When it comes to writing effective web content (or any other form of content for that matter) you should be writing for one group of people, and one group of people only: your target audience. The better you know the people who will ultimately be consuming your content, the more effectively you’ll be able to tailor your writing to meet their needs, not yours.
2. Know what you’re aiming for
If you don’t know where you’re heading, there’s a fairly good chance you’ll never end up where you want to be.
When you’re writing web content: you should have a clear goal in mind before you start writing. Write for your audience first and foremost, but do it with a particular goal in mind. Your goal could be to get someone to buy a product, request a follow up call, sign up for your newsletter, download your e-book, click through to another site or simply to inform or entertain. The point is you need to know what it is BEFORE you start
Writing effective web content is all about aligning the needs of your target audience with your business goals.
3. Words are the key to online “findability”
It doesn’t matter how good your content is, it’s worth nothing if nobody reads it.
While social media referrals are growing as a source of targeted web traffic, the way the vast majority of visitors will still find your online content is through their favourite search engine. Every piece of content you write should be optimised for specific targeted keyword phrases (you already know what they are for your site… right?).
That said the days of liberally scattering keywords through your prose and agonising over metrics like keyword density are long gone. Introduce your selected keywords organically into your writing, and use related phrases and expressions that help search engines interpret what your content is about, but always bear in mind point 4 below.
4. Write for humans, not robots
Your website is for people, not search engines, so make sure your content addresses the needs of your human readers first.
As a rule of thumb, if you find yourself doing anything to give your content a boost in the search engines at the expense of readability and usability for your human audience stop and rethink. Successful websites are about conversion, not traffic. If your content doesn’t deliver for human visitors once they arrive all traffic will do is consume bandwidth.
Whether you choose to write short copy or long copy will depend largely on the tastes of your particular target audience — but one thing that’s almost universally acknowledged (and that’s a rare thing online) is that long passages of unbroken text are a bad thing. People simply won’t read them.
Your average web user is a fickle and impatient beast, accustomed to tapping in to vast seams of information quickly and extracting only the relevant nuggets. It makes sense therefore to make it as easy as possible for your visitors to scan your content quickly and pick out bits that are relevant to them.
- Summarise important information early, before going on to provide more detail if necessary (inverted pyramid).
- Use headings and bullet points to break up large chunks of text and make your content easy to scan — but only use them where it makes sense.
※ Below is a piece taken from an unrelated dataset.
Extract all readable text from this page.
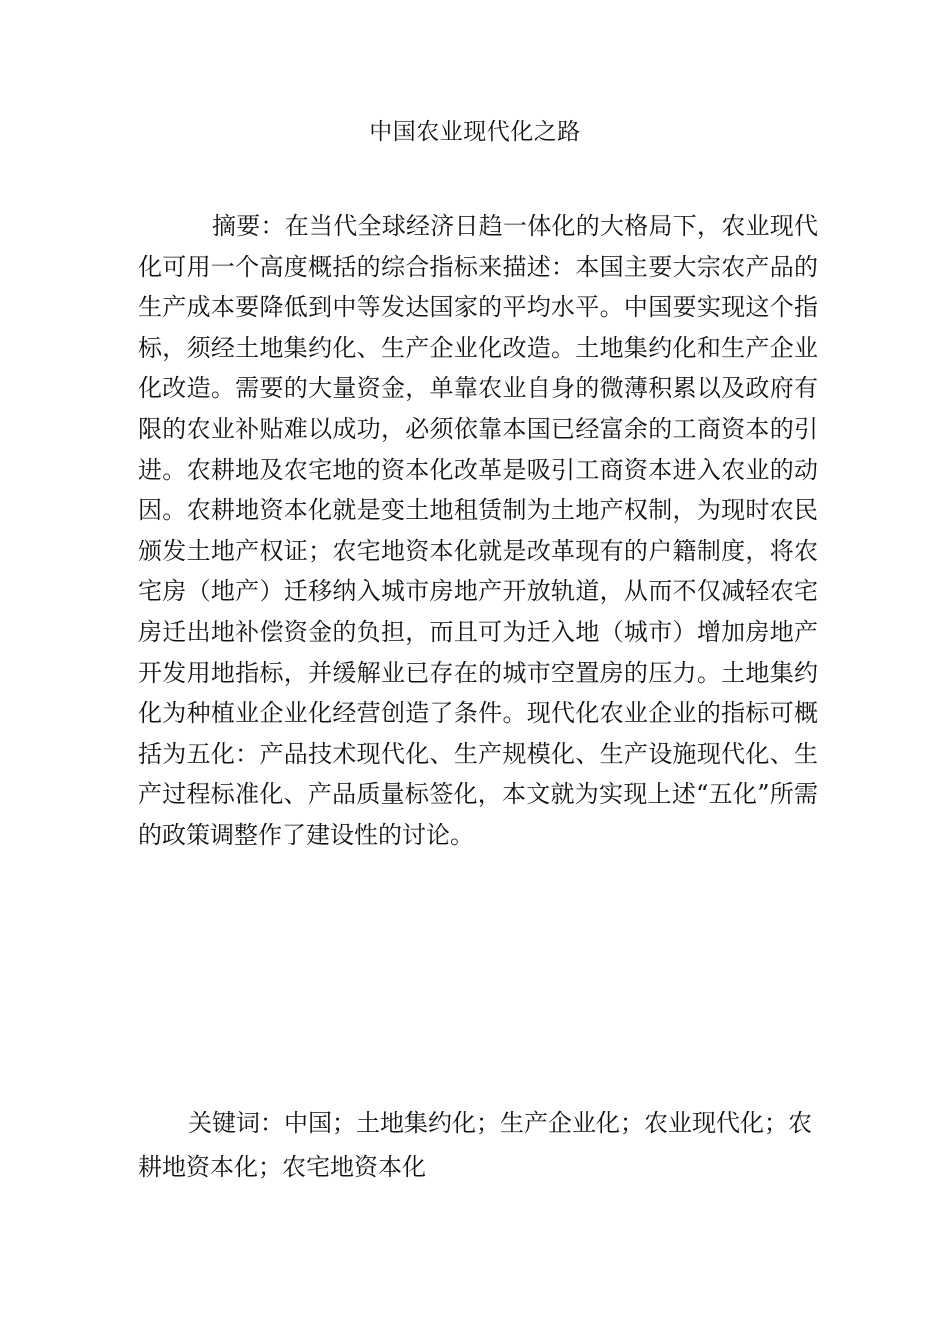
中国农业现代化之路

摘要：在当代全球经济日趋一体化的大格局下，农业现代化可用一个高度概括的综合指标来描述：本国主要大宗农产品的生产成本要降低到中等发达国家的平均水平。中国要实现这个指标，须经土地集约化、生产企业化改造。土地集约化和生产企业化改造。需要的大量资金，单靠农业自身的微薄积累以及政府有限的农业补贴难以成功，必须依靠本国已经富余的工商资本的引进。农耕地及农宅地的资本化改革是吸引工商资本进入农业的动因。农耕地资本化就是变土地租赁制为土地产权制，为现时农民颁发土地产权证；农宅地资本化就是改革现有的户籍制度，将农宅房（地产）迁移纳入城市房地产开放轨道，从而不仅减轻农宅房迁出地补偿资金的负担，而且可为迁入地（城市）增加房地产开发用地指标，并缓解业已存在的城市空置房的压力。土地集约化为种植业企业化经营创造了条件。现代化农业企业的指标可概括为五化：产品技术现代化、生产规模化、生产设施现代化、生产过程标准化、产品质量标签化，本文就为实现上述“五化”所需的政策调整作了建设性的讨论。

关键词：中国；土地集约化；生产企业化；农业现代化；农耕地资本化；农宅地资本化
Remember everything you do should be designed to make your content more useful / relevant / readable and entertaining for your human readers.
Most of all though, get to know the people you’re writing for. Your readers are online, find them, interact with them, talk to them, listen to them. Employ social media as a vehicle to engage with and learn about your target audience, their likes, dislikes, wants and needs — then tailor your content accordingly.